Alpes de Haute-Provence : avalanches, des secours coordonnés pour agir plus rapidement

Alpes de Haute-Provence : avalanches, des secours coordonnés pour agir plus rapidement

SÉCURITÉ / Dernier épisode de notre série sur l'entrainement du PGHM de Jausiers face aux risques d'avalanches

 

- Alpes de Haute-Provence -

 

Le PGHM de Jausiers, Peloton de Gendarmerie de Haute-Montagne, se prépare au risque avalanche. Un exercice était organisé en fin de semaine dernière au Sauze Super Sauze, au téléski de la Rente, avec le GMG, Groupe Montagne de la Gendarmerie de la compagnie de Barcelonnette.

 

Le scénario 

Une avalanche de 200 mètres de large sur 250 mètres de long vient de se produire au Sauze Super Sauze au téléski de la Rente, c’est un témoin qui contacte les secours, par radio, au PGHM de Jausiers. Très vite, les gendarmes secouristes s’organisent. Les conditions météorologiques ne permettent pas de projeter l’hélicoptère de la SAG de Digne les Bains. C’est donc à pied qu'ils se rendent sur place.

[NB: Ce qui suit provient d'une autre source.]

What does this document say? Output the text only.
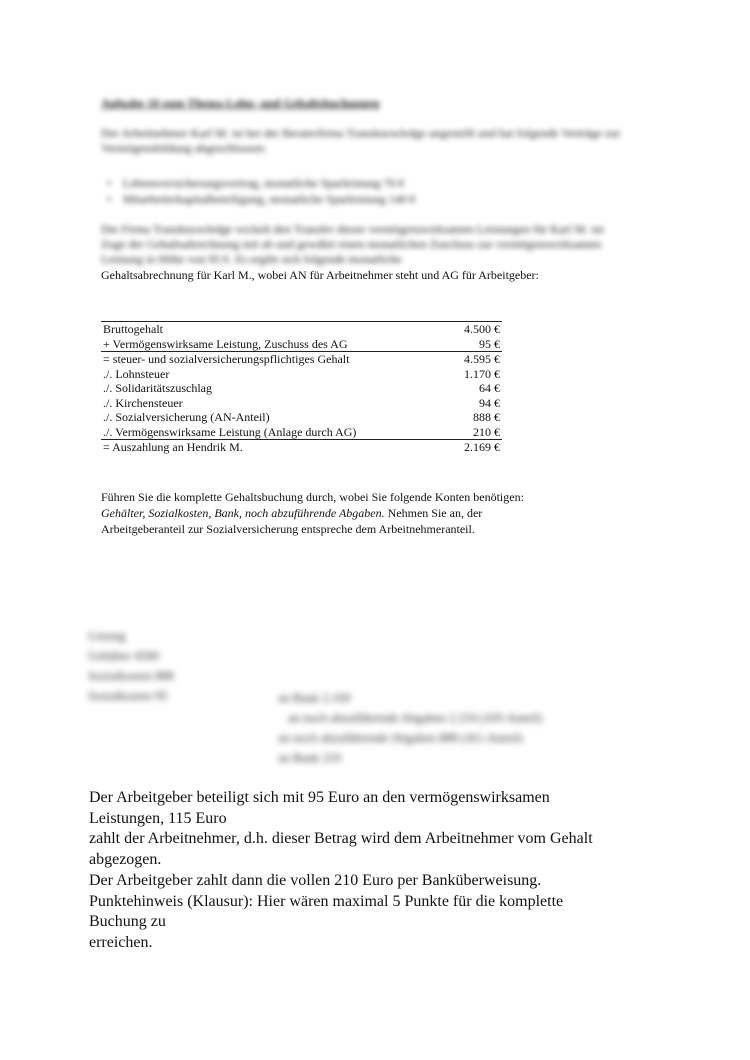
Aufgabe 10 zum Thema Lohn- und Gehaltsbuchungen
Der Arbeitnehmer Karl M. ist bei der Beraterfirma Transknowledge angestellt und hat folgende Verträge zur Vermögensbildung abgeschlossen:
• Lebensversicherungsvertrag, monatliche Sparleistung 70 €
• Mitarbeiterkapitalbeteiligung, monatliche Sparleistung 140 €
Die Firma Transknowledge wickelt den Transfer dieser vermögenswirksamen Leistungen für Karl M. im Zuge der Gehaltsabrechnung mit ab und gewährt einen monatlichen Zuschuss zur vermögenswirksamen Leistung in Höhe von 95 €. Es ergibt sich folgende monatliche
Gehaltsabrechnung für Karl M., wobei AN für Arbeitnehmer steht und AG für Arbeitgeber:
Bruttogehalt	4.500 €
+ Vermögenswirksame Leistung, Zuschuss des AG	95 €
= steuer- und sozialversicherungspflichtiges Gehalt	4.595 €
./. Lohnsteuer	1.170 €
./. Solidaritätszuschlag	64 €
./. Kirchensteuer	94 €
./. Sozialversicherung (AN-Anteil)	888 €
./. Vermögenswirksame Leistung (Anlage durch AG)	210 €
= Auszahlung an Hendrik M.	2.169 €
Führen Sie die komplette Gehaltsbuchung durch, wobei Sie folgende Konten benötigen:
Gehälter, Sozialkosten, Bank, noch abzuführende Abgaben. Nehmen Sie an, der
Arbeitgeberanteil zur Sozialversicherung entspreche dem Arbeitnehmeranteil.
Lösung
Gehälter 4500
Sozialkosten 888
Sozialkosten 95	an Bank 2.169
an noch abzuführende Abgaben 2.216 (AN-Anteil)
an noch abzuführende Abgaben 888 (AG-Anteil)
an Bank 210

Der Arbeitgeber beteiligt sich mit 95 Euro an den vermögenswirksamen

Leistungen, 115 Euro

zahlt der Arbeitnehmer, d.h. dieser Betrag wird dem Arbeitnehmer vom Gehalt

abgezogen.

Der Arbeitgeber zahlt dann die vollen 210 Euro per Banküberweisung.

Punktehinweis (Klausur): Hier wären maximal 5 Punkte für die komplette

Buchung zu

erreichen.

Deux membres du PGHM de Jausiers arrivent en premier sur les lieux. « Il y a une prise d’informations à récupérer auprès des témoins ou des pisteurs. Peut-être que eux ont déjà perçu un signe. Ensuite les renforts arrivent. On a un sac avalanche : il y a différents fanions pour délimiter la zone, indiquer où se trouvent les indices de surface, avoir s’il y a un signal DVA pour dresser une carte de l’avalanche et d’affiner nos recherches », explique sur Alpes 1  le Capitaine Sébastien Grandclément, commandant du PGHM de Jausiers

 

 

 

Un chien peut parcourir un hectare en 20 minutes, contre 20 heures pour 15 Hommes

Le Peloton de Gendarmerie de Haute-Montagne compte deux équipes cynophiles dont l’adjudant Sylvain Durand, maitre-chien au PGHM de Jausiers depuis 14 ans « il y a un conditionnement avec le matériel. On utilise toujours le même quand on arrive sur une avalanche. Le chien voyant la sonde, les raquettes, sait ce qu’il va se passer ».  Au PGHM de Jausiers, les chiens comme Huk sont formés au pistage et à l’avalanche.  Un chien peut parcourir un hectare en 20 minutes, il faut 20 heures pour 15 Hommes.

 

"Pour lui c'est un jeu", S. Durand

 

« Le chien sait qu’on va lui demander de rechercher. Pour lui c’est un jeu. Son objectif c’est de découvrir toute odeur qui va sortir de la neige, comme l’odeur humaine » précise l’adjudant Sylvain Durand.

 

 

Le reportage d'Aurore Vallauri :

«  Les 18 premières minutes sont très importantes » S. Grandclément

 

Un commandant des opérations de secours (COS) permet de diriger la manœuvre sur place, coordonner les opérations, il a aussi pour rôle de faire remonter les informations au poste de commandement, car lors d’une avalanche chaque minute compte, il faut donc agir efficacement. « Entre 0 et 18 minutes, l’espérance de vie est de 93% pour une personne ensevelie. Quand on passe de 18 à 34 minutes, on est à 31% et après on passe à 20%, et ça décroit très rapidement », commente le Capitaine Sébastien Grandclément, commandant du PGHM de Jausiers

À chaud, un premier bilan est donné. Ce jour-là, c’est l’adjudant-chef Philippe Klein qui se charge de cette mission d’observation, «  l’idée, c’est d’en ressortir les points positifs et négatifs que l’on se doit de travailler ultérieurement pour progresser ».  

 

Les recommandations du PGHM de Jausiers 

Le PGHM de Jausiers qui rappelle quelques règles avant de partir en montagne : se renseigner en consultant les bulletins météo, être équipé d’un détecteur de victime d’avalanches (DVA), de pelles, être accompagné d’un professionnel pour pratiquer le hors-piste mais aussi savoir renoncer lorsque c’est nécessaire.